Pese a su carácter evasivo, la historia se desarrolla justo en esa época; en 1914, en concreto. Mientras Europa se asoma a la contienda, Richard Hannay se aburre. Tiene cerca de 40 años y acaba de regresar a Londres después de una larga temporada en Rodesia. Contradiciendo la célebre frase de Samuel Johnson -cuando un hombre está cansado de Londres, está cansado de la vida-, la vida en la metrópolis le provoca un profundo hastío. Hasta que se cruza con un vecino, un enigmático americano que le revela, justo antes de ser asesinado, un secreto político que puede cambiar el futuro de Europa.
Hannay se zambulle entonces en una gigantesca trama de espionaje que supera con mucho sus conocimientos previos, pero su audacia y su intuición le permitirán hacer frente a un enemigo poderoso. El escenario principal de la persecución es Escocia, una Escocia de granjeros, rebaños de ovejas y trenes de vapor en la que parece que va a aparecer de pronto algún rebelde jacobita, y ese es precisamente uno de los aciertos del libro. El otro es el protagonista, que aparecería después en otras novelas del autor. Hannay nos cae bien porque se acerca a la tragedia con ligereza y una sonrisa de desdén, sin poder disimular del todo que convertirse en “espía a la fuerza” le parece, además de peligroso, terriblemente divertido.
La adaptación de Alfred Hitchcock en 1935 fue tan brillante como libre. El arranque de la versión cinematográfica –en un teatro de variedades– es, si cabe, mejor que el del libro, y abre la puerta a un final quizás no muy verosímil, pero sí ingenioso. Robert Donat es un espléndido Hannay. La versión de 1978, dirigida por Don Sharp, es más fiel al modelo literario, y, aunque opacada por la sombra del clásico, es una muy notable película de espías.

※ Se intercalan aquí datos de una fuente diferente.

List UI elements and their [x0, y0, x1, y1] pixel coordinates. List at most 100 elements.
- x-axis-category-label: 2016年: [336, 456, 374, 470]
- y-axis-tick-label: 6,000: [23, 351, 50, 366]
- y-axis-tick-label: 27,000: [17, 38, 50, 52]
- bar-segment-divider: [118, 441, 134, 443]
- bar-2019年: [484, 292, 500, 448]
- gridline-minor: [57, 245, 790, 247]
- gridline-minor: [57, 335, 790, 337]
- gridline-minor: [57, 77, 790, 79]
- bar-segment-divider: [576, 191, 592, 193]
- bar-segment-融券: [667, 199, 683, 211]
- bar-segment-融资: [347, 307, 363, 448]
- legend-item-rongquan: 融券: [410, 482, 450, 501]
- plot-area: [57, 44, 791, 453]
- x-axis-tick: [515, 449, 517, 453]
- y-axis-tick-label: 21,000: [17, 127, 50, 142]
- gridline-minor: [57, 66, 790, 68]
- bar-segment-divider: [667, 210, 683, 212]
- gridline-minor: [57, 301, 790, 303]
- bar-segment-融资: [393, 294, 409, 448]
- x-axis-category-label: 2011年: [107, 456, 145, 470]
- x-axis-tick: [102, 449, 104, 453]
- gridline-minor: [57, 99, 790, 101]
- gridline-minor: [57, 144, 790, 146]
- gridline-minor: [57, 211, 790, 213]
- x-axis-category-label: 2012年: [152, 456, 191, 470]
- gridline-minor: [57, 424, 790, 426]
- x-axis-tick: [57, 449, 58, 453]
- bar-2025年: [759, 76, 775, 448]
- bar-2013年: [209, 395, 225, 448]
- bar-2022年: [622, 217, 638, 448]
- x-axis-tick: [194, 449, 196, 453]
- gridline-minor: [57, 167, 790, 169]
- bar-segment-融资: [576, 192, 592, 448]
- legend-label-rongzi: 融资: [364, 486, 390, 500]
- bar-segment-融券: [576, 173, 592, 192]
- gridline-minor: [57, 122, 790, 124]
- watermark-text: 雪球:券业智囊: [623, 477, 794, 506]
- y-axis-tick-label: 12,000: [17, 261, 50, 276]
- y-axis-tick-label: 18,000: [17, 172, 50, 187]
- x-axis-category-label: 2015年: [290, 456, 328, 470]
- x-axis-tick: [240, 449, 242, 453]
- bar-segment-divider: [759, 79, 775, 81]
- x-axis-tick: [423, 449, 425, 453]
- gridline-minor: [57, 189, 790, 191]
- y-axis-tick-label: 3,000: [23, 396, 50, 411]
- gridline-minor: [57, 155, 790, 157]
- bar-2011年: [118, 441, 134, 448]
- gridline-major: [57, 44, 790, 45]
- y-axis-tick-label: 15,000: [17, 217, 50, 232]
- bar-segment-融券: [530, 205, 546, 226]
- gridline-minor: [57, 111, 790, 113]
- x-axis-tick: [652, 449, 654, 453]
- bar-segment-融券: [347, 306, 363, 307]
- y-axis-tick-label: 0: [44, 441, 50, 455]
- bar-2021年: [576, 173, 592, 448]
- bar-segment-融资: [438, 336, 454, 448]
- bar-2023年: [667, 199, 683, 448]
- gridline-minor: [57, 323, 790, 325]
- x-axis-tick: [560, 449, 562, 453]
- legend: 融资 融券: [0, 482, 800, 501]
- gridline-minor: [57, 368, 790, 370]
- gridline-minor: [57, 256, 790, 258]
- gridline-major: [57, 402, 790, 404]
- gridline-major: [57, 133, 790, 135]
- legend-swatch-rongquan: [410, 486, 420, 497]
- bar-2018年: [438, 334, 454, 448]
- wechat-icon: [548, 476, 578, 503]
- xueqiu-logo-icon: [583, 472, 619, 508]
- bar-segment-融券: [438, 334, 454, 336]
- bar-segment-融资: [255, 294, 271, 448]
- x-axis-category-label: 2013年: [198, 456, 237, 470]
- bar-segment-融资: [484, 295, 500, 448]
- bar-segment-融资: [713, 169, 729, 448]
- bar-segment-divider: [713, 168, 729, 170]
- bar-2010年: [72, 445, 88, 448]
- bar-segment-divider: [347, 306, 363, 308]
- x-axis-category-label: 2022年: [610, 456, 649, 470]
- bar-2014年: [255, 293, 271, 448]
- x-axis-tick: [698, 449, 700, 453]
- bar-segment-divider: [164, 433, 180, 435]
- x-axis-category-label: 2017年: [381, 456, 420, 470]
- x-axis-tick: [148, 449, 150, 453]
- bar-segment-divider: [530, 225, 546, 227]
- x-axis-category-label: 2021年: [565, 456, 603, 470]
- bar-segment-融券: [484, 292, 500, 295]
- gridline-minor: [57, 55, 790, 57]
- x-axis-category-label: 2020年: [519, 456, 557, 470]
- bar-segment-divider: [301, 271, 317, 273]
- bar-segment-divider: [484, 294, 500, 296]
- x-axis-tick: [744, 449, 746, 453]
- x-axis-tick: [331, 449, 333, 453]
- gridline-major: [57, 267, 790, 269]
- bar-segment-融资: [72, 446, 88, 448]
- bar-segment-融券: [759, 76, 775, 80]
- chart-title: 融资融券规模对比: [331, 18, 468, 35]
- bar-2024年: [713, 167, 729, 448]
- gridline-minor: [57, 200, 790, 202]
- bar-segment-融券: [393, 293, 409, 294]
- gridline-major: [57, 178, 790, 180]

Al margen de las adaptaciones directas, se pueden encontrar trazas de Los 39 escalones en buena parte de los thrillers contemporáneos. La idea del hombre corriente que se ve inmerso, por casualidad, en una conspiración internacional de altos vuelos nos resulta hoy familiar. Sin salir de Hicthcock, ¿les suena Roger O. Thornhill / George Kaplan, un descendiente no tan lejano de Hannay? Si en el cine la sombra de esta novela es alargada, también dejó un buen legado en el cómic: la historia de La isla negra, de Hergé, está parcialmente inspirada, creo, en el best seller de Buchan.
Un siglo después de la carta de aquel soldado, yo no devoré el libro en las trincheras, por suerte, sino en un banco del aeropuerto de Santo Domingo, en un viaje de trabajo, mientras esperaba un vuelo que salió con un retraso enorme. Y les aseguro que la receta sigue funcionando: Los 39 escalones es un medicamento infalible contra el aburrimiento.